Three photographers win $30,000 Catchlight fellowships

Three photographers received the first annual CatchLight Fellowship—a $30,000 grant for thought-provoking photography projects intended to further social good. More than 300 photographers applied for the grants, submitting portfolios, project proposal essays, and letters of recommendation, as well as participating in an interview process. They also were required to identify a partner organization they’d like to team up with on their proposed projects. 

Three photographers win $30,000 Catchlight fellowships, photography grant
© Tomas van Houtryve

Sarah Blesener: Drawing on her previous photographic series documenting nationalism among youth in Russia, New York-based Blesener will address youth patriotism and nationalism in the United States. “It’s a very interesting time to have those conversations,” says Blesener, who will be on the road over the next year photographing young people throughout the country at military schools and in Army ROTC programs, for example. She’s teamed up with Reveal from The Center for Investigative Reporting, which will give her the opportunity to collaborate with writers and a production team. “I was not expecting to get this at all,” says Blesener, who just graduated from the International Center of Photography. “It was a very happy surprise.”

Three photographers win $30,000 Catchlight fellowships, photography grant
© Brian Frank

Tomas van Houtryve: Paris-based Houtryve will use wet plate collodion photography to capture portraits of Mexican subjects in the western United States. Many people don’t realize that Mexico occupied present-day California, Utah, Nevada, and New Mexico before the Mexican-American War in the 1840s, he explains, and since photography was in its infancy at that time, there are no photos to show it. “I will use this old process to give the Hispanics roots and heritage in the far [American] West—that visual record that they never got.” He’s partnered with The Pulitzer Center on Crisis Reporting and will talk about his work in high school and college classrooms.
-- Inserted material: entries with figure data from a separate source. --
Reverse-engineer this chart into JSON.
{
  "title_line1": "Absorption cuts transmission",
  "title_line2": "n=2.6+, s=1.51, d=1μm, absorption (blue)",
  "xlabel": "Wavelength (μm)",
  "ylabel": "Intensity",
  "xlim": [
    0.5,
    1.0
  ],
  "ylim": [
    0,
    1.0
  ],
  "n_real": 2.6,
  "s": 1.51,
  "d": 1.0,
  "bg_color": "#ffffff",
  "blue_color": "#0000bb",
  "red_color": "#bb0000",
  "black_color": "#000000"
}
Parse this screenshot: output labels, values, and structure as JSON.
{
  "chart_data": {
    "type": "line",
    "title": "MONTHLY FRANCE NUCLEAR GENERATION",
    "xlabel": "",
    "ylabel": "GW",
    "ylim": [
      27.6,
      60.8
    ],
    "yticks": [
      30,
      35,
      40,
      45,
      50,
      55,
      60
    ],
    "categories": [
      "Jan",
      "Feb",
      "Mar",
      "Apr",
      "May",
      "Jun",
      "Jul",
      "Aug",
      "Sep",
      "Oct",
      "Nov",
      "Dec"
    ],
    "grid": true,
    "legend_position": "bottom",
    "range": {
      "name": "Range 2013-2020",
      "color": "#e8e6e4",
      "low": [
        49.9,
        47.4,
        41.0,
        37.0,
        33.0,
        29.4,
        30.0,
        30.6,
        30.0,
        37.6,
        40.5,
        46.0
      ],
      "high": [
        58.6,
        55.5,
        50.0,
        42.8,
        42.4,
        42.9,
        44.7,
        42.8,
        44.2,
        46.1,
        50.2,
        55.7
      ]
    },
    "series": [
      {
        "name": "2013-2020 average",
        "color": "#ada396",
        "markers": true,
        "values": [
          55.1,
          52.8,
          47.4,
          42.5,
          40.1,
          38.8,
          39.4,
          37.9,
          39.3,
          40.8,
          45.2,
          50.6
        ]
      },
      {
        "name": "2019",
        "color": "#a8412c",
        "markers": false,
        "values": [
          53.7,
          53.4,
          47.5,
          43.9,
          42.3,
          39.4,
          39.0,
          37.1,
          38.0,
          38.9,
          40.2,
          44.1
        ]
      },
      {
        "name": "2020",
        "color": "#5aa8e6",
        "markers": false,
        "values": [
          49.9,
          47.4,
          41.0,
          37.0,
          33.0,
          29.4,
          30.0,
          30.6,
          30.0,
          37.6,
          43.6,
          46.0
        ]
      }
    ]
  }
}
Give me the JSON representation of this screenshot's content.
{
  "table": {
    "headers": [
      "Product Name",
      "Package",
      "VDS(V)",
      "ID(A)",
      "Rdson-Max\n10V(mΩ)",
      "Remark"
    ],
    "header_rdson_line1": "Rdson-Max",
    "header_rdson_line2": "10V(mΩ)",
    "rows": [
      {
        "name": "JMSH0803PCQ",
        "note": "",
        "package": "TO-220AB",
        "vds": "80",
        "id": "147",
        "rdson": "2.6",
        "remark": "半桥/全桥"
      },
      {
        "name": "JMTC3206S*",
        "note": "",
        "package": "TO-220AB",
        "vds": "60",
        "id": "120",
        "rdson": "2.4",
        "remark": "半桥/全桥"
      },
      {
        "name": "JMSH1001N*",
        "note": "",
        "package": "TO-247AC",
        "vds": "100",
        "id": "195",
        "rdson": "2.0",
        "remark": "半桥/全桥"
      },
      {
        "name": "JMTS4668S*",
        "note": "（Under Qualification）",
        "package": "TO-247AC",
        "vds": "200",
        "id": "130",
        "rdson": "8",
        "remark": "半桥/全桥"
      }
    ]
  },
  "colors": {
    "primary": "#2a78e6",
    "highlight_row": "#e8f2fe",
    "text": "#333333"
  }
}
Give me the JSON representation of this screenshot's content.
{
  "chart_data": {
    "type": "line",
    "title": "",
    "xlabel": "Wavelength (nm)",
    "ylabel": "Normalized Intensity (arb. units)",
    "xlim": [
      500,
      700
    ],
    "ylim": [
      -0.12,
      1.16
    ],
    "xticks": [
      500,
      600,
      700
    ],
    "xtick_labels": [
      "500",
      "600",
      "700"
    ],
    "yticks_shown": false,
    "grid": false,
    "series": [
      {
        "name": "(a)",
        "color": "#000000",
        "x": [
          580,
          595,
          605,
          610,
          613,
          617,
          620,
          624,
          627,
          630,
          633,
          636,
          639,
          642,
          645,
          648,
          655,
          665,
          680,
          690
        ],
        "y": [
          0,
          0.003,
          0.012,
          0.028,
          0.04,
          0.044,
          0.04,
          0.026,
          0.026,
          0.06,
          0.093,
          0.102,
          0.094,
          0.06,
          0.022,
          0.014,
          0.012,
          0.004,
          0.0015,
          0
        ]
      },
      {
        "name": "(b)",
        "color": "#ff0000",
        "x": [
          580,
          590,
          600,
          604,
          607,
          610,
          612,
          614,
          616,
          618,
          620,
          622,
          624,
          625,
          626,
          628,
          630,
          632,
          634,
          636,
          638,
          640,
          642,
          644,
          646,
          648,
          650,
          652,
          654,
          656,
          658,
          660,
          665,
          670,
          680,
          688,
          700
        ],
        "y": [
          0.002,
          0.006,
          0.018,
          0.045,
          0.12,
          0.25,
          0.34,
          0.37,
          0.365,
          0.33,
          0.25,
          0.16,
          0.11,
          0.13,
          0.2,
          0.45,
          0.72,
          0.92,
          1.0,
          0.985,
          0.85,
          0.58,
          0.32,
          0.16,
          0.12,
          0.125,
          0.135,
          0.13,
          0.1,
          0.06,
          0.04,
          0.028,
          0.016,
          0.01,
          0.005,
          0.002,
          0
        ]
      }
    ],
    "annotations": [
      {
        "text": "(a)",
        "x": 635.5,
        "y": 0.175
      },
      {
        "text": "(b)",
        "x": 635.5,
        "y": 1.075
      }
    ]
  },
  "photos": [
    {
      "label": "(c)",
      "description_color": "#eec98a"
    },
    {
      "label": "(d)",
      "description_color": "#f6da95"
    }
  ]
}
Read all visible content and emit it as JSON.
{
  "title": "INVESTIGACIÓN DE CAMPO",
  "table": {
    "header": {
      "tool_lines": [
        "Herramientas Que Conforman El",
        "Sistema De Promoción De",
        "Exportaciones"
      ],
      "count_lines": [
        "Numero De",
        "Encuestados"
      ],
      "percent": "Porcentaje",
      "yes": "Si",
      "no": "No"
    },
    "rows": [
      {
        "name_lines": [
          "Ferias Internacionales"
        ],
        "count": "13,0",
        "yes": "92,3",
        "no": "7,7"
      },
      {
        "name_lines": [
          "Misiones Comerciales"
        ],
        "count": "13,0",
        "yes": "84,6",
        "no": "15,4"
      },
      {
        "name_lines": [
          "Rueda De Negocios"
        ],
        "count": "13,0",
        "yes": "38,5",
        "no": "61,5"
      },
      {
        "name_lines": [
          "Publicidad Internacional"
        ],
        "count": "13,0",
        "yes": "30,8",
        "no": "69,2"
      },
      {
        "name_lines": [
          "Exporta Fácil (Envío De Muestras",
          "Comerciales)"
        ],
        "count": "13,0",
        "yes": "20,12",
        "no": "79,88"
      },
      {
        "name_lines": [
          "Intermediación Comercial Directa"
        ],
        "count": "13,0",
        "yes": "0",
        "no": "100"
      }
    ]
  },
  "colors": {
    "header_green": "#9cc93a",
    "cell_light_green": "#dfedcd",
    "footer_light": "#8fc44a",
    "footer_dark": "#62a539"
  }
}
Brian Frank: The San Francisco-based photojournalist will document alternatives to traditional incarceration in California, focusing primarily on youth and minorities in the East Bay, Oakland, Central Valley, and Fresno areas. For example, in Richmond, California, the Office of Neighborhood Safety facilitates mentoring between ex-cons and at-risk youths, who receive a monthly stipend for staying out of trouble. “It has had amazing results in Richmond, California, and is an example of doing something different to break the cycle of violence and incarceration in these neighborhoods,” Frank says. He hopes to document a variety of programs—one he’s already working with is a youth incarceration camp, an alternative to the state penitentiary for prisoners who elect manual labor over sitting in a cell for the remainder of their sentences. Frank will collaborate with the The Marshall Project, a nonprofit news organization that covers the U.S. criminal justice system.